AMARAH YANG SALAH.

10.4K 1K 113
                                    

Goresan luka yang kaubuat
Seperti sulur yang merambat
Menjerat, membuat relungku kian berkarat.

(Schatje, aprilwriters)

***

Benaya menoleh usai mendengar seruan Elita tadi, dan kilatan amarah di mata itu kini menghunjam Karenina. "Jadi, Karenina adalah alasan kamu buat nggak peduli lagi sama aku, Den? Kamu udah jatuh cinta sama dia?"

"Ben, dengerin aku dulu—" Denial masih menahan lengan kekasihnya, mencoba tarik Benaya keluar dari area rumah Karenina.

"Apa, sih! Lepas nggak!" Benaya tepis kasar tangan-tangan Denial sebelum bergerak dekati Karenina yang hanya diam memperhatikan semua, ia tak ingin mengelak tuduhan Benaya tadi, sebab semua benar, sebab pernah ada sesuatu antara dirinya serta Denial meksi bibir terasa sulit untuk mengungkap kenyataan, Karenina masih miliki hati untuk tidak menyakiti orang lain, membiarkan semua berjalan seperti seharusnya tanpa perlu tambahan luka, tanpa harus membalas dendam.

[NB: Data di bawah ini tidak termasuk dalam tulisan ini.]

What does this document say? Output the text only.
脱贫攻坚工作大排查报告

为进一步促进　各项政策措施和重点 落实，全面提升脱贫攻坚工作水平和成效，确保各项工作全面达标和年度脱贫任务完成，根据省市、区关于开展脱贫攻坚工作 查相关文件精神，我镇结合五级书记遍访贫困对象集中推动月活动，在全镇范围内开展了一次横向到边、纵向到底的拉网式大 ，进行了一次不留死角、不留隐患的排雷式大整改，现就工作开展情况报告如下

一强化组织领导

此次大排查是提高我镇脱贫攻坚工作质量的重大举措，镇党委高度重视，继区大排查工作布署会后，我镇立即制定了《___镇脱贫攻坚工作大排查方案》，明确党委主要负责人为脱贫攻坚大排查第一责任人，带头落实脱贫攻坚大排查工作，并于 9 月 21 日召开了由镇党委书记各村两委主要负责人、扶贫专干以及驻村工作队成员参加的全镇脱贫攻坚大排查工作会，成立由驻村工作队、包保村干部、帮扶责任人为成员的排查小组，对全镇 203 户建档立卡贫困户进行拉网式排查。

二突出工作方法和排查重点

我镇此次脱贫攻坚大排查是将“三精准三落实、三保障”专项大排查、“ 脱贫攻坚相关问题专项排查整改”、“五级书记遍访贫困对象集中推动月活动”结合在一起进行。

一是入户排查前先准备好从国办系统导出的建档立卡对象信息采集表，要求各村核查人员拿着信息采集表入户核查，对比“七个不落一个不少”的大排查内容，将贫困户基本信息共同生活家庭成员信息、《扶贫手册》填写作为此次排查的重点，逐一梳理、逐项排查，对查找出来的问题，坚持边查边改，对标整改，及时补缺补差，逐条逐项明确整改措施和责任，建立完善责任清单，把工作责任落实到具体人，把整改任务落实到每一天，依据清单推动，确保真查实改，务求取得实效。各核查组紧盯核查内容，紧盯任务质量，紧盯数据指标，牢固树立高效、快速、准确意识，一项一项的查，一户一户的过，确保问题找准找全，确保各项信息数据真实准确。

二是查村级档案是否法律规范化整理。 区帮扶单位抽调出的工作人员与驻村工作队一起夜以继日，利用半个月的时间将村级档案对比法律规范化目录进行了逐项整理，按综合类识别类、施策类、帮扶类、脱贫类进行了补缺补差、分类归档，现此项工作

Saat Benaya berdiri tepat di depan Karenina, Elita langsung pasang badan membelakangi Karenina, ia berkacak pinggang tatap kekasih sang kakak yang seolah siap menerkam sang mangsa dengan mata menyala saga itu, tapi sedikit pun tak ada rasa takut bagi Elita, ia lirik sang kakak yang kini bergeming di belakang Benaya, tak menyentuhnya lagi.

"Mau apa?" tanya Elita terdengar santai, tapi ia tengah berjaga-jaga.

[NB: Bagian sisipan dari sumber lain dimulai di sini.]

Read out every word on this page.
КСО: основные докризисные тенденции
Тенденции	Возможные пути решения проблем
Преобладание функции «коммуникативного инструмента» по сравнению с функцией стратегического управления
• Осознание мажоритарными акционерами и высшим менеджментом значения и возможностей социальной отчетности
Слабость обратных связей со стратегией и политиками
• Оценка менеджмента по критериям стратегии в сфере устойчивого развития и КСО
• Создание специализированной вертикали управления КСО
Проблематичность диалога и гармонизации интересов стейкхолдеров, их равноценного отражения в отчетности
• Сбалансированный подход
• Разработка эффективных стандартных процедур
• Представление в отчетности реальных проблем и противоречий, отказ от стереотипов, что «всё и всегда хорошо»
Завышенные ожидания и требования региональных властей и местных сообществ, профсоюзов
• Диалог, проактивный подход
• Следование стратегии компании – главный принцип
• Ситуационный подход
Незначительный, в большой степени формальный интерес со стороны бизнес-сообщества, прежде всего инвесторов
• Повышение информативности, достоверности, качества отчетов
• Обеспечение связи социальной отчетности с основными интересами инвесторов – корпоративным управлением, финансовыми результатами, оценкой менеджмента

"Aku mau tanya sesuatu sama Karenina," sahut Benaya tatap perempuan di belakang Elita.

"Bilang aja—"

"Elita." Karenina menepuk pelan bahu Elita, membuat gadis itu menoleh. "Kamu masuk aja, ya. Ini urusan orang dewasa, nggak akan ada apa-apa, kok."

"Eum." Gadis SMA itu tampak berpikir sebelum akhirnya mengangguk. "Kalau ada apa-apa langsung panggil aku, ya, Kak." Anggukan Karenina membuat Elita beringsut masuk rumah, meninggalkan tiga orang lainnya tetap bertahan di sana bersama kemelut yang tercipta.

"Kalau Denial enggak mau jujur, bisa kamu jujur sama aku?" Benaya mengawalinya.

"Tanya apa." Ekspresi Karenina benar-benar tenang, tak memperlihatkan rasa takut sedikit pun, sebab ia tak pernah salah, ia juga bukan satu-satunya yang pernah memulai segalanya, ia hanya satu dari sekian banyak bidak catur yang Denial mainkan, pernah menjadi Queen sebelum akhirnya turun menjadi bidak biasa, membiarkan penghuni asli yang bertahta.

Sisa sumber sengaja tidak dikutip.